2.  **Quantify Subspace-Specific Discrepancies:** Now, we will quantify the disagreement between models *within each of these physical subspaces*.
    *   For each subspace, and for every pair of models, calculate a multi-dimensional divergence metric. The JSD is a good candidate here.
    *   **Procedure for Multi-dimensional JSD:**
        a. For a given subspace (e.g., `chi_eff`, `chi_p`), take the posterior samples for two models (e.g., `NRSur7dq4` and `IMRPhenomXPHM`).
        b. Estimate the multi-dimensional PDF for each model's samples in this subspace using a multi-dimensional KDE.
        c. Use these PDFs to compute the JSD between the two models.
    *   **Output:** You will produce four 5x5 discrepancy matrices, one for each physical subspace.

3.  **Correlation of Discrepancies with Model Physics:** Analyze the resulting discrepancy matrices. Your goal is to link the magnitude of the discrepancies to the known physical differences in the waveform models.
    *   Compare the discrepancy values in the 'Individual Spin & Orientation' matrix with those in the 'Mass & Distance' matrix. We hypothesize that models with different precession physics (e.g., `IMRPhenomXPHM` vs. `NRSur7dq4`) will show significantly larger JSD values in the spin subspace than in the mass subspace.
    *   Examine the 'Remnant Properties' discrepancy matrix. We hypothesize that models that include higher-order modes (`SEOBNRv5PHM`, `IMRPhenomXPHM`) will form a consistent cluster, while showing larger discrepancies with models that have a less complete treatment of these modes, like `IMRPhenomXO4a`.

### 5. Robust Astrophysical Inference

The final step is to synthesize our findings into a robust statement about the properties of GW231123.

1.  **Identify Robustly Constrained Parameters:** A parameter is considered "robust" if its 1D marginal posterior distribution is highly consistent across all five models.
    *   **Criterion:** Use the pairwise JSD and Wasserstein distance matrices calculated in Step 2.2. A parameter is robust if the maximum pairwise JSD/Wasserstein value among all model pairs is below a pre-defined threshold (e.g., JSD < 0.01). The medians and 90% credible intervals from Step 2.1 should also show strong overlap.

2.  **Identify Model-Dependent Parameters:** Parameters that fail the robustness criterion are "model-dependent." For these parameters, you must identify the primary source of the disagreement by referring back to the analysis in Step 4.3. For example, state that `chi_p` is model-dependent, with the discrepancy primarily driven by differences in precession treatment between phenomenological and NR-calibrated models.

3.  **Derive Consensus Astrophysical Constraints:** For the parameters identified as robust, generate a final consensus measurement.
    *   **Method:** Combine the posterior samples for that parameter from all five models into a single array.
    *   From this aggregated sample set, compute the final median and 90% credible interval. This represents our most robust, model-agnostic measurement for that property of GW231123.

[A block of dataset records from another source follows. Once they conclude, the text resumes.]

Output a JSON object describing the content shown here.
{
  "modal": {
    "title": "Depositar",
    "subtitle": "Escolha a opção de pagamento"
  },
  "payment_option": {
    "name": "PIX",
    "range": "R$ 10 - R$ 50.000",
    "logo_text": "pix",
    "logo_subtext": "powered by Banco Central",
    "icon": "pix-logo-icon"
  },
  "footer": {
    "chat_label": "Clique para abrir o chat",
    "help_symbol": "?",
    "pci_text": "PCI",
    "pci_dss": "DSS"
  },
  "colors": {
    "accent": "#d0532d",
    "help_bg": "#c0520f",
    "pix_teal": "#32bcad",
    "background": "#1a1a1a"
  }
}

4.  **Final Results Compilation:** Compile a final summary table that lists all key astrophysical parameters. For each parameter, provide the consensus median and 90% credible interval. If a parameter is model-dependent, report the range of medians across the models instead of a single consensus value, and clearly mark it as such. Add a column that explicitly states whether the parameter constraint is 'Robust' or 'Model-Dependent', along with a brief note on the physical origin of any significant dependency.